Saturday, January 19, 2019

Last Call for Alcohol

Just a quick Synthale Saturday post today to mark the centennial this week of ratification of the Eighteenth Amendment to the U.S. Constitution.
"Across" by Carey Orr in Chicago Tribune, January 19, 1919
It's as if the idea wasn't even the least bit controversial. States were falling over each other to enshrine Prohibition in the Constitution. With ratification by Nebraska, North Carolina, and Utah legislatures on January 16, 1919 — less than a month after its approval by Congress — Prohibition had passed muster in the required 36 out of 48 states. Missouri and Wyoming approved ratification later that day, and all the remaining states but Connecticut and Rhode Island would follow suit by March 3.
"United Sahara America" by Sidney J. Greene in New York Evening Telegram, January 19, 1919
The 1910's witnessed a rash of amendments to the Constitution — one more of them than the antebellum trio of Amendments from 1865-70. Passage of the Sixteenth Amendment in 1913, authorizing federal income taxation, paved the way for the Eighteenth Amendment by giving the government, heavily reliant on liquor excise fees, an alternative source of funding. The Nineteenth Amendment extending the vote to women was slogging its way through Congress and state legislatures simultaneously with the Eighteenth.

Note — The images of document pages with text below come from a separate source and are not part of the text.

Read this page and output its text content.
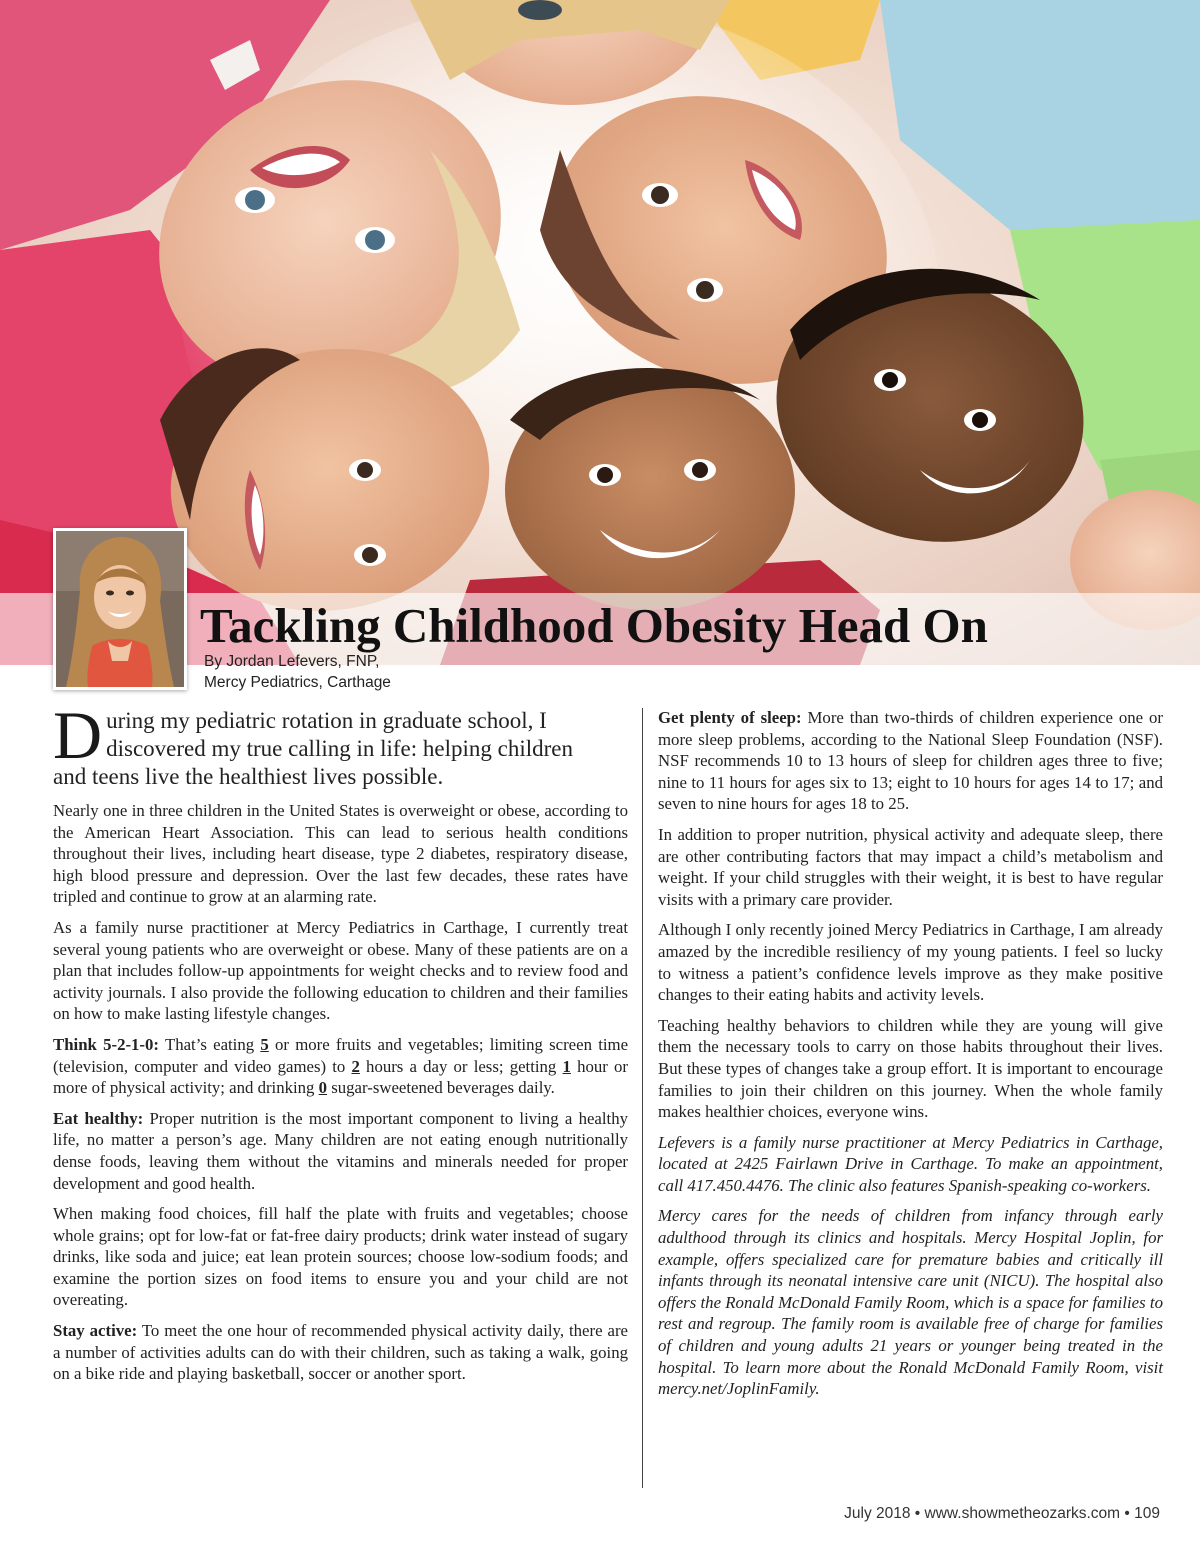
Tackling Childhood Obesity Head On
By Jordan Lefevers, FNP,
Mercy Pediatrics, Carthage
D uring my pediatric rotation in graduate school, I
discovered my true calling in life: helping children
and teens live the healthiest lives possible.

Nearly one in three children in the United States is overweight or obese, according to the American Heart Association. This can lead to serious health conditions throughout their lives, including heart disease, type 2 diabetes, respiratory disease, high blood pressure and depression. Over the last few decades, these rates have tripled and continue to grow at an alarming rate.

As a family nurse practitioner at Mercy Pediatrics in Carthage, I currently treat several young patients who are overweight or obese. Many of these patients are on a plan that includes follow-up appointments for weight checks and to review food and activity journals. I also provide the following education to children and their families on how to make lasting lifestyle changes.

Think 5-2-1-0: That’s eating 5 or more fruits and vegetables; limiting screen time (television, computer and video games) to 2 hours a day or less; getting 1 hour or more of physical activity; and drinking 0 sugar-sweetened beverages daily.

Eat healthy: Proper nutrition is the most important component to living a healthy life, no matter a person’s age. Many children are not eating enough nutritionally dense foods, leaving them without the vitamins and minerals needed for proper development and good health.

When making food choices, fill half the plate with fruits and vegetables; choose whole grains; opt for low-fat or fat-free dairy products; drink water instead of sugary drinks, like soda and juice; eat lean protein sources; choose low-sodium foods; and examine the portion sizes on food items to ensure you and your child are not overeating.

Stay active: To meet the one hour of recommended physical activity daily, there are a number of activities adults can do with their children, such as taking a walk, going on a bike ride and playing basketball, soccer or another sport.

Get plenty of sleep: More than two-thirds of children experience one or more sleep problems, according to the National Sleep Foundation (NSF). NSF recommends 10 to 13 hours of sleep for children ages three to five; nine to 11 hours for ages six to 13; eight to 10 hours for ages 14 to 17; and seven to nine hours for ages 18 to 25.

In addition to proper nutrition, physical activity and adequate sleep, there are other contributing factors that may impact a child’s metabolism and weight. If your child struggles with their weight, it is best to have regular visits with a primary care provider.

Although I only recently joined Mercy Pediatrics in Carthage, I am already amazed by the incredible resiliency of my young patients. I feel so lucky to witness a patient’s confidence levels improve as they make positive changes to their eating habits and activity levels.

Teaching healthy behaviors to children while they are young will give them the necessary tools to carry on those habits throughout their lives. But these types of changes take a group effort. It is important to encourage families to join their children on this journey. When the whole family makes healthier choices, everyone wins.

Lefevers is a family nurse practitioner at Mercy Pediatrics in Carthage, located at 2425 Fairlawn Drive in Carthage. To make an appointment, call 417.450.4476. The clinic also features Spanish-speaking co-workers.

Mercy cares for the needs of children from infancy through early adulthood through its clinics and hospitals. Mercy Hospital Joplin, for example, offers specialized care for premature babies and critically ill infants through its neonatal intensive care unit (NICU). The hospital also offers the Ronald McDonald Family Room, which is a space for families to rest and regroup. The family room is available free of charge for families of children and young adults 21 years or younger being treated in the hospital. To learn more about the Ronald McDonald Family Room, visit mercy.net/JoplinFamily.

July 2018 • www.showmetheozarks.com • 109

"Well, There's No Getting Out of It" by Nelson Harding in Brooklyn Daily Eagle, January 19, 1919
The Eighteenth is unique among all the Articles and Amendments in that it is the only one to limit the freedom of individuals. All the others grant powers to or limit powers of the federal government or states. (Granted, one could argue that the Thirteenth Amendment limits the freedom of individuals to own slaves, but it does so by extending the Declaration of Independence's promise of "life, liberty, and the pursuit of happiness" to other individuals.)
"Slipping? Well, Yes" by Harry Murphy in Chicago Herald and Examiner, ca. Jan. 8, 1919
And so, the Noble Experiment was underway.

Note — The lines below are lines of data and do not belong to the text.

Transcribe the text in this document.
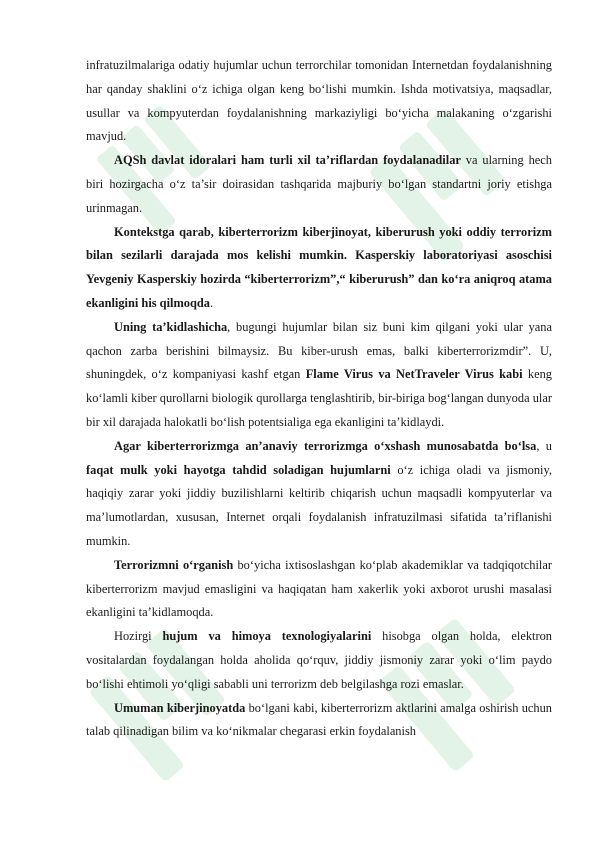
infratuzilmalariga odatiy hujumlar uchun terrorchilar tomonidan Internetdan foydalanishning har qanday shaklini o‘z ichiga olgan keng bo‘lishi mumkin. Ishda motivatsiya, maqsadlar, usullar va kompyuterdan foydalanishning markaziyligi bo‘yicha malakaning o‘zgarishi mavjud.

AQSh davlat idoralari ham turli xil ta’riflardan foydalanadilar va ularning hech biri hozirgacha o‘z ta’sir doirasidan tashqarida majburiy bo‘lgan standartni joriy etishga urinmagan.

Kontekstga qarab, kiberterrorizm kiberjinoyat, kiberurush yoki oddiy terrorizm bilan sezilarli darajada mos kelishi mumkin. Kasperskiy laboratoriyasi asoschisi Yevgeniy Kasperskiy hozirda “kiberterrorizm”,“ kiberurush” dan ko‘ra aniqroq atama ekanligini his qilmoqda.

Uning ta’kidlashicha, bugungi hujumlar bilan siz buni kim qilgani yoki ular yana qachon zarba berishini bilmaysiz. Bu kiber-urush emas, balki kiberterrorizmdir”. U, shuningdek, o‘z kompaniyasi kashf etgan Flame Virus va NetTraveler Virus kabi keng ko‘lamli kiber qurollarni biologik qurollarga tenglashtirib, bir-biriga bog‘langan dunyoda ular bir xil darajada halokatli bo‘lish potentsialiga ega ekanligini ta’kidlaydi.

Agar kiberterrorizmga an’anaviy terrorizmga o‘xshash munosabatda bo‘lsa, u faqat mulk yoki hayotga tahdid soladigan hujumlarni o‘z ichiga oladi va jismoniy, haqiqiy zarar yoki jiddiy buzilishlarni keltirib chiqarish uchun maqsadli kompyuterlar va ma’lumotlardan, xususan, Internet orqali foydalanish infratuzilmasi sifatida ta’riflanishi mumkin.

Terrorizmni o‘rganish bo‘yicha ixtisoslashgan ko‘plab akademiklar va tadqiqotchilar kiberterrorizm mavjud emasligini va haqiqatan ham xakerlik yoki axborot urushi masalasi ekanligini ta’kidlamoqda.

Hozirgi hujum va himoya texnologiyalarini hisobga olgan holda, elektron vositalardan foydalangan holda aholida qo‘rquv, jiddiy jismoniy zarar yoki o‘lim paydo bo‘lishi ehtimoli yo‘qligi sababli uni terrorizm deb belgilashga rozi emaslar.

Umuman kiberjinoyatda bo‘lgani kabi, kiberterrorizm aktlarini amalga oshirish uchun talab qilinadigan bilim va ko‘nikmalar chegarasi erkin foydalanish
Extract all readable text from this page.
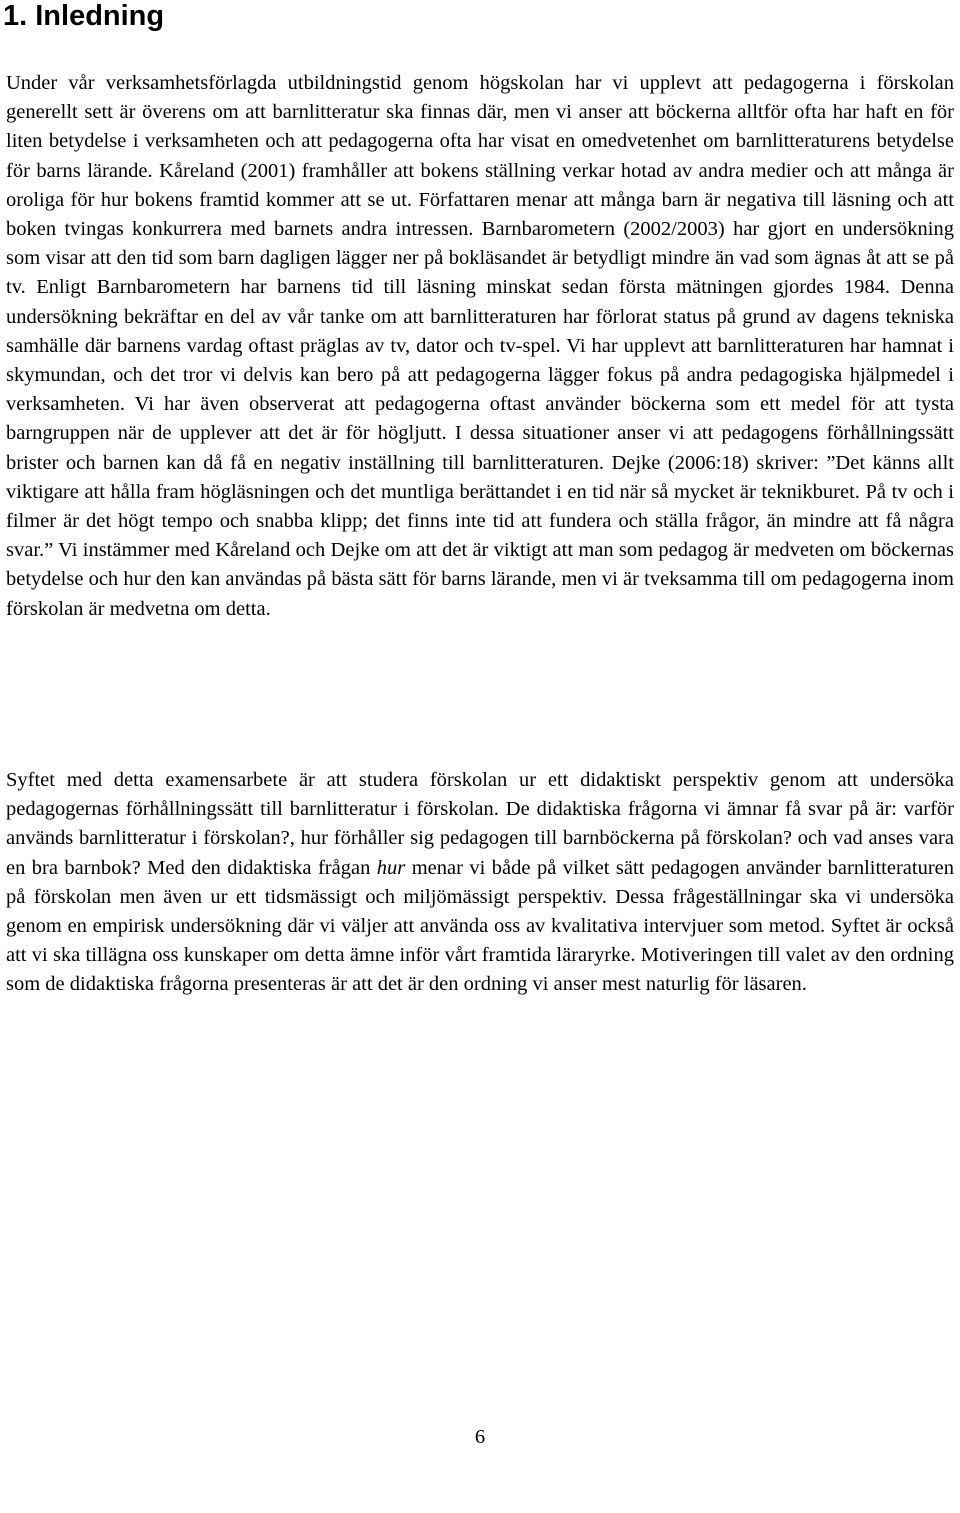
1. Inledning

Under vår verksamhetsförlagda utbildningstid genom högskolan har vi upplevt att pedagogerna i förskolan generellt sett är överens om att barnlitteratur ska finnas där, men vi anser att böckerna alltför ofta har haft en för liten betydelse i verksamheten och att pedagogerna ofta har visat en omedvetenhet om barnlitteraturens betydelse för barns lärande. Kåreland (2001) framhåller att bokens ställning verkar hotad av andra medier och att många är oroliga för hur bokens framtid kommer att se ut. Författaren menar att många barn är negativa till läsning och att boken tvingas konkurrera med barnets andra intressen. Barnbarometern (2002/2003) har gjort en undersökning som visar att den tid som barn dagligen lägger ner på bokläsandet är betydligt mindre än vad som ägnas åt att se på tv. Enligt Barnbarometern har barnens tid till läsning minskat sedan första mätningen gjordes 1984. Denna undersökning bekräftar en del av vår tanke om att barnlitteraturen har förlorat status på grund av dagens tekniska samhälle där barnens vardag oftast präglas av tv, dator och tv-spel. Vi har upplevt att barnlitteraturen har hamnat i skymundan, och det tror vi delvis kan bero på att pedagogerna lägger fokus på andra pedagogiska hjälpmedel i verksamheten. Vi har även observerat att pedagogerna oftast använder böckerna som ett medel för att tysta barngruppen när de upplever att det är för högljutt. I dessa situationer anser vi att pedagogens förhållningssätt brister och barnen kan då få en negativ inställning till barnlitteraturen. Dejke (2006:18) skriver: ”Det känns allt viktigare att hålla fram högläsningen och det muntliga berättandet i en tid när så mycket är teknikburet. På tv och i filmer är det högt tempo och snabba klipp; det finns inte tid att fundera och ställa frågor, än mindre att få några svar.” Vi instämmer med Kåreland och Dejke om att det är viktigt att man som pedagog är medveten om böckernas betydelse och hur den kan användas på bästa sätt för barns lärande, men vi är tveksamma till om pedagogerna inom förskolan är medvetna om detta.

Syftet med detta examensarbete är att studera förskolan ur ett didaktiskt perspektiv genom att undersöka pedagogernas förhållningssätt till barnlitteratur i förskolan. De didaktiska frågorna vi ämnar få svar på är: varför används barnlitteratur i förskolan?, hur förhåller sig pedagogen till barnböckerna på förskolan? och vad anses vara en bra barnbok? Med den didaktiska frågan hur menar vi både på vilket sätt pedagogen använder barnlitteraturen på förskolan men även ur ett tidsmässigt och miljömässigt perspektiv. Dessa frågeställningar ska vi undersöka genom en empirisk undersökning där vi väljer att använda oss av kvalitativa intervjuer som metod. Syftet är också att vi ska tillägna oss kunskaper om detta ämne inför vårt framtida läraryrke. Motiveringen till valet av den ordning som de didaktiska frågorna presenteras är att det är den ordning vi anser mest naturlig för läsaren.

6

"'Long 'Bout This Time o' Year, Next Year" by Coleman .F. Naughton in Duluth (MN) Evening Herald, January 17, 1919
After one year from the ratification of this article the manufacture, sale, or transportation of intoxicating liquors within, the importation thereof into, or the exportation thereof from the United States and all the territory subject to the jurisdiction thereof for beverage purposes is hereby prohibited.

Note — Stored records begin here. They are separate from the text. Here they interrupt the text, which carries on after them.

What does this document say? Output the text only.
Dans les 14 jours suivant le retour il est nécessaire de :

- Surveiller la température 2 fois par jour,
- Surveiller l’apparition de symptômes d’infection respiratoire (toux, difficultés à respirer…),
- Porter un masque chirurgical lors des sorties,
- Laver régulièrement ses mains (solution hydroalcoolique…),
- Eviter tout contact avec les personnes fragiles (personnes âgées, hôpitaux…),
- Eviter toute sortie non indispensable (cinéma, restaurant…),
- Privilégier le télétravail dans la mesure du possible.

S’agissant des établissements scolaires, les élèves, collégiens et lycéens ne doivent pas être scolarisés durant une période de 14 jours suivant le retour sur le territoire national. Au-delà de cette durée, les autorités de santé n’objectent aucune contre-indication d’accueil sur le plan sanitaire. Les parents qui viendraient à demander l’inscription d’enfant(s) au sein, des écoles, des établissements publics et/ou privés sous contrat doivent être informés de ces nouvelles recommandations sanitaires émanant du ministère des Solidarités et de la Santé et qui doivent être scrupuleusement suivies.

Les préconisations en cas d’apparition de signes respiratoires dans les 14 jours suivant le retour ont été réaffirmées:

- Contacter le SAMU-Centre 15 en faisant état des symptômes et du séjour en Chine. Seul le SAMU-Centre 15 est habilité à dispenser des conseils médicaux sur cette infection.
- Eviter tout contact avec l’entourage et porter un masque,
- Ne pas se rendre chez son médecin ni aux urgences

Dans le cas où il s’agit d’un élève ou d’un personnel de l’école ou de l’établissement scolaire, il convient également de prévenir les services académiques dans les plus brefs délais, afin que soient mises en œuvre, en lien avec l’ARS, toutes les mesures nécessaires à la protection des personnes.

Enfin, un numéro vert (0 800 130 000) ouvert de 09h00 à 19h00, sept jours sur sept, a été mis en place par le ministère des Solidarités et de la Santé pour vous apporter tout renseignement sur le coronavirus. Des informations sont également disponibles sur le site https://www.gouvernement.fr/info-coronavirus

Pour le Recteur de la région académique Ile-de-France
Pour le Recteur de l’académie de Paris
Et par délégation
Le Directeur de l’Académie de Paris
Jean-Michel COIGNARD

"Maybe Now We Won't Need That Fence at All" by John N. "Ding" Darling in New York Tribune, January 21, 1919
"Ding" Darling brings our discussion back to the present day and Teetotaler Trump's obsession with his ugly border wall. If Congress lets him have this one vanity project, who's to say he won't shut down the government again to force repeal of the Twenty-first Amendment?